Science

City of Hope hosts reunion of bone marrow donors, recipients

City of HopeMother's DayMedicineCancer
Bone marrow recipients like Kayla must wait a year before learning donors' identities
City of Hope started reunions of donors and recipients 38 years ago
City of Hope has performed 12,000 bone marrow and stem cell transplants

Standing next to each other, Kayla Saikaly and Adi Versano looked like sisters. Their families marveled at the similarities — both with dark hair and wearing peach-colored dresses. But not only are they unrelated, they live half a world apart.

"They are sisters, genetically," said Saikaly's mother, Samar.

Saikaly, 17, and Versano, 27, met for the first time Friday at City of Hope hospital in Duarte. Saikaly, who lives in Cerritos, suffers from aplastic anemia, a condition in which the bone marrow doesn't produce enough blood cells and cripples the immune system. Two years ago, her doctors told her that she needed a bone marrow transplant.

When neither her parents nor her brother were a match, a search in the international bone marrow registry found a donor in Israel — Versano. The transplant was successful, and Saikaly is healthy and back in school.

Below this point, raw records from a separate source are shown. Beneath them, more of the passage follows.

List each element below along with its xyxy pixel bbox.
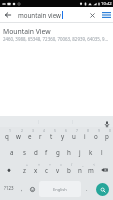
staticText: 5 [54, 128, 56, 133]
staticText: / [71, 162, 73, 167]
staticText: k [89, 148, 93, 156]
staticText: _ [82, 162, 84, 167]
button[interactable]: = [52, 161, 63, 178]
staticText: mountain view [18, 11, 61, 19]
button[interactable]: 4 [35, 127, 46, 144]
button[interactable]: < [85, 161, 96, 178]
button[interactable]: h [63, 144, 74, 161]
staticText: 3 [32, 128, 34, 133]
staticText: b [67, 166, 71, 174]
staticText: 4 [43, 128, 45, 133]
button[interactable]: × [30, 161, 41, 178]
staticText: m [88, 166, 94, 174]
staticText: c [45, 166, 48, 174]
button[interactable]: 7 [68, 127, 79, 144]
button[interactable]: 6 [57, 127, 68, 144]
staticText: a [10, 148, 14, 156]
button[interactable]: ?123 [0, 178, 17, 200]
button[interactable]: d [30, 144, 41, 161]
staticText: g [56, 148, 60, 156]
staticText: h [67, 148, 71, 156]
button[interactable]: Search [96, 183, 109, 196]
button[interactable]: j [74, 144, 85, 161]
staticText: q [5, 132, 9, 140]
staticText: < [93, 162, 95, 167]
staticText: f [45, 148, 48, 156]
button[interactable]: + [18, 161, 30, 178]
button[interactable]: f [41, 144, 52, 161]
button[interactable]: 0 [101, 127, 112, 144]
staticText: d [34, 148, 38, 156]
staticText: 2460, 3988, 65348, 72360, 70063, 82939, … [3, 36, 109, 42]
staticText: 1 [9, 128, 11, 133]
staticText: 7 [76, 128, 78, 133]
button[interactable]: Clear query [85, 7, 99, 23]
button[interactable]: Voice input [100, 116, 113, 127]
staticText: n [78, 166, 82, 174]
button[interactable]: ÷ [41, 161, 52, 178]
staticText: z [23, 166, 26, 174]
staticText: English [53, 187, 67, 192]
staticText: l [101, 148, 103, 156]
staticText: 0 [109, 128, 111, 133]
button[interactable]: a [6, 144, 18, 161]
staticText: 8 [87, 128, 89, 133]
button[interactable]: _ [74, 161, 85, 178]
button[interactable]: , [17, 178, 27, 200]
staticText: Mountain View [3, 27, 51, 36]
button[interactable]: 1 [1, 127, 13, 144]
button[interactable]: . [82, 178, 92, 200]
button[interactable]: l [96, 144, 107, 161]
button[interactable]: Emoji [27, 178, 38, 200]
button[interactable]: 5 [46, 127, 57, 144]
staticText: × [38, 162, 40, 167]
staticText: ?123 [4, 185, 14, 191]
button[interactable]: Search options [99, 7, 113, 23]
button[interactable]: k [85, 144, 96, 161]
staticText: t [50, 132, 53, 140]
button[interactable]: 8 [79, 127, 90, 144]
button[interactable]: s [18, 144, 30, 161]
staticText: p [105, 132, 109, 140]
staticText: w [16, 132, 21, 140]
staticText: i [84, 132, 86, 140]
staticText: 2 [21, 128, 23, 133]
staticText: . [86, 185, 88, 192]
staticText: s [23, 148, 26, 156]
button[interactable]: 3 [24, 127, 35, 144]
staticText: 6 [65, 128, 67, 133]
staticText: v [56, 166, 60, 174]
button[interactable]: Navigate up [0, 7, 16, 23]
staticText: x [34, 166, 38, 174]
button[interactable]: Backspace [96, 161, 113, 178]
button[interactable]: Shift [0, 161, 18, 178]
staticText: y [61, 132, 65, 140]
staticText: + [26, 162, 28, 167]
staticText: r [39, 132, 42, 140]
button[interactable]: 2 [13, 127, 24, 144]
staticText: 9 [98, 128, 100, 133]
button[interactable]: / [63, 161, 74, 178]
staticText: j [79, 148, 81, 156]
staticText: u [72, 132, 76, 140]
staticText: 10:42 [101, 1, 112, 7]
staticText: o [94, 132, 98, 140]
staticText: ÷ [49, 162, 51, 167]
button[interactable]: 9 [90, 127, 101, 144]
button[interactable]: English [39, 181, 81, 197]
staticText: = [60, 162, 62, 167]
staticText: e [28, 132, 32, 140]
staticText: , [21, 185, 23, 192]
button[interactable]: g [52, 144, 63, 161]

Recipients in the United States aren't allowed to learn their donor's identity or communicate with them for a year. And even when they can talk to them, they often are separated by distance and don't meet. A tearful Saikaly said she was thrilled that Versano had come from Israel to meet her.

"I think it's important because you can at least say thank you, because it's the least you can do because there's no way you'll ever be able to repay them for what they did for you," Saikaly said.

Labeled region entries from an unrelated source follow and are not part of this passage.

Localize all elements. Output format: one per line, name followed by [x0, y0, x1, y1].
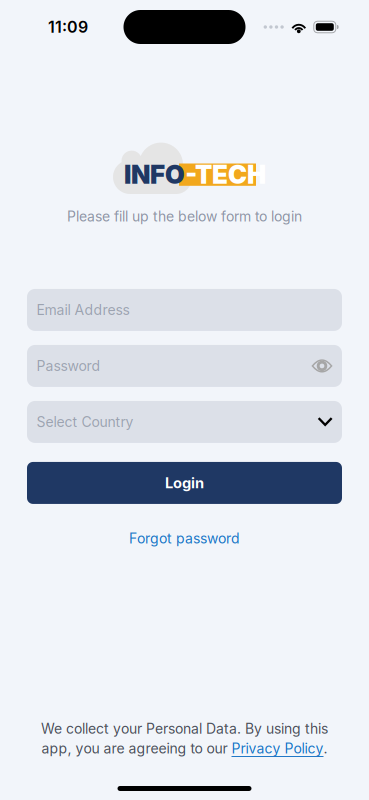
- staticText: Email Address: [36, 302, 130, 318]
- button[interactable]: Login: [27, 462, 342, 504]
- staticText: app, you are agreeing to our: [42, 740, 232, 757]
- staticText: .: [324, 740, 328, 757]
- button[interactable]: Forgot password: [121, 526, 248, 551]
- staticText: Login: [165, 474, 204, 492]
- staticText: Select Country: [36, 414, 134, 430]
- staticText: Privacy Policy: [232, 740, 324, 757]
- staticText: Password: [36, 358, 100, 374]
- button[interactable]: Email Address: [27, 289, 342, 331]
- staticText: -TECH: [185, 159, 266, 190]
- button[interactable]: Privacy Policy: [232, 740, 324, 757]
- staticText: Please fill up the below form to login: [67, 208, 302, 225]
- staticText: We collect your Personal Data. By using …: [41, 720, 328, 737]
- button[interactable]: Password: [27, 345, 342, 387]
- staticText: 11:09: [48, 17, 88, 37]
- staticText: Forgot password: [129, 530, 240, 547]
- staticText: INFO: [124, 159, 185, 190]
- button[interactable]: Select Country: [27, 401, 342, 443]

Versano said that being a donor is "the most important thing you can do." Versano is an assistant kindergarten teacher who is studying to be a special education teacher. The hospital paid for her to come to California.

City of Hope has been hosting yearly reunions for bone marrow, stem cell and cord blood transplant recipients, donors and their families. About 4,000 people attended Friday's event, which featured music, face painting, a comedy show, a moon bounce, a popcorn stand and cartoonists drawing people's portraits.

The hundreds of transplant recipients who attended wore large buttons that displayed the time that has elapsed since their successful transplants. Volunteers cheered as they registered the patients and wrote the numbers on the buttons: "20 years! 100 days! 6 months!" People at the event noted the times on others' buttons, looking for people who have survived longer than themselves or their loved ones.

Some transplant recipients attended the event with their donors; others came with their family and have never met their "genetic twin."

Laura Sowers, 63, had leukemia and needed a bone marrow transplant 10 years ago. She was there Friday with her husband, her bone marrow donor and his wife. Although Sowers and her husband, Craig, live in Albuquerque and her donor lives in New York, the couples have become friends and manage to see each other at least once a year.

"In the quest for a cure, the world is actually very small," said Dr. Stephen Forman, who held the first reunion at the hospital 38 years ago. Over the years, the hospital has performed 12,000 bone marrow and stem cell transplants.

Saikaly's mother, Samar, said that her daughter and Versano planned to spend the weekend together, including a trip to Disneyland on Saturday.

"She saved my daughter's life, so we can never be thankful enough," her mother said. "And that is my Mother's Day gift."